The defensive lesson it reinforces: you can't prompt your way to safety, because an evolutionary attacker will out-search any static guard. The durable defense is architectural - don't rely on the model refusing; gate the consequential actions in deterministic code so even a successful jailbreak can't reach anything irreversible. That proposes-vs-disposes boundary is the whole basis of how I build Moonshift (prompt to a shipped SaaS on your own GitHub+Vercel). Fascinating project; are you open-sourcing the breeder, or keeping it private given the dual-use? (Moonshift's first run's free if useful.)

Regaan • Jul 9

Thanks! You captured the motivation behind Basilisk really well. The evolutionary search is the interesting part rather than hand-crafting prompts, it explores a much larger search space and often converges on attack strategies that aren't obvious to a human tester.

I also agree with your point about architecture. One of the lessons I took away while building Basilisk is that prompt-based safeguards alone aren't a sufficient security boundary. Systems that can perform consequential actions need deterministic authorization, validation, and policy enforcement outside the model, so even a successful jailbreak has limited impact.

Regarding open sourcing: Basilisk itself is open source, including the genetic evolution framework. Some future attack modules and experimental operators may stay private until they've been evaluated and responsibly disclosed where appropriate, but the goal is to keep the framework useful for defenders and security researchers rather than treating it as a closed project.

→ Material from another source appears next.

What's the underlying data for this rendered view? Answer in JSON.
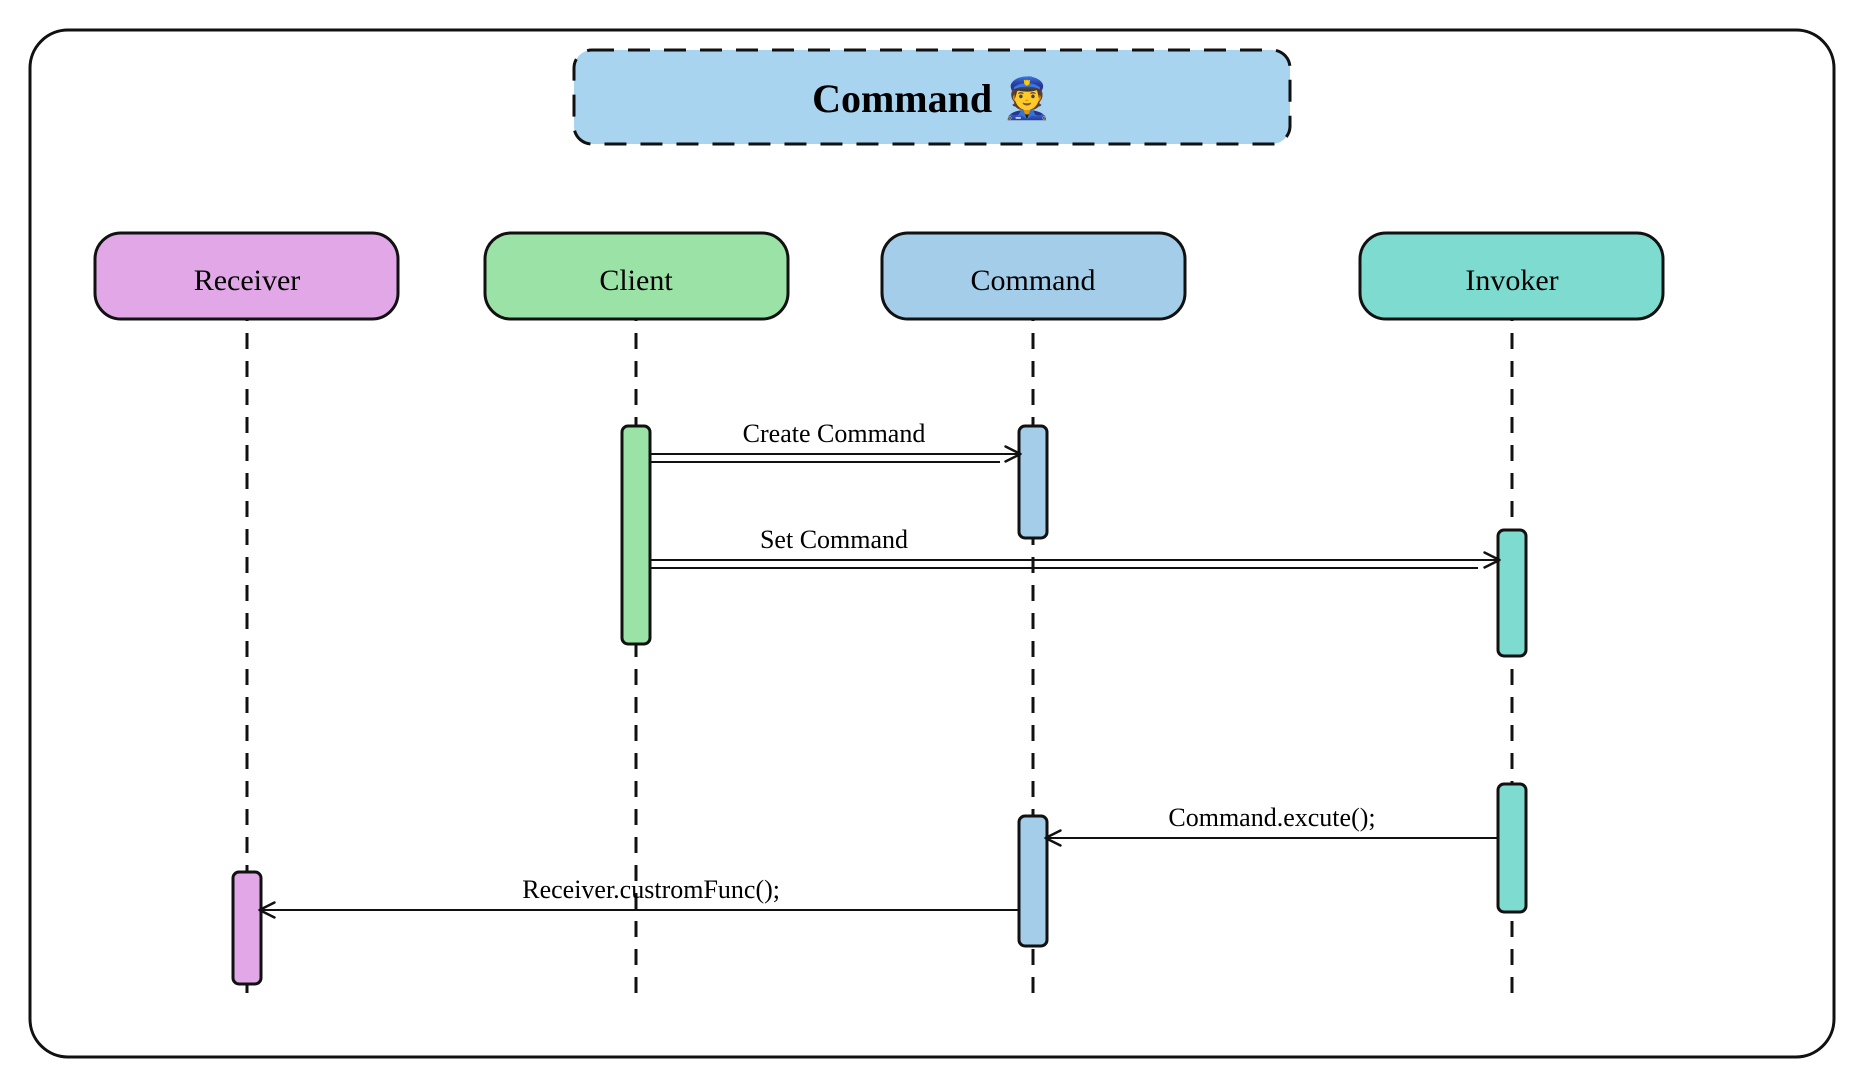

I'll have a look at Moonshift as well, it sounds like you're approaching the problem from a similar "architectural safety over prompt safety" perspective.

klement Gunndu • Mar 19

The differential testing across models is the real gem here — most red-teaming tools treat models as interchangeable. Does the fitness function weight novel bypass patterns higher than known ones, or do they compete equally?

Regaan • Mar 19

Actually Basilisk already handles this. The fitness function uses a multi signal scoring approach that includes a novelty reward alongside refusal avoidance, information leakage, and compliance scoring. So novel bypass patterns do get weighted higher. On top of that, population diversity tracking via Jaccard distance sampling prevents the evolution from converging on the same known patterns. If the population starts looking too similar, the mutation rate adapts to push toward unexplored territory. The differential testing layer adds another dimension. When a prompt bypasses Claude but fails on GPT, that divergence signal usually means the bypass is model specific, and those tend to be the genuinely novel ones.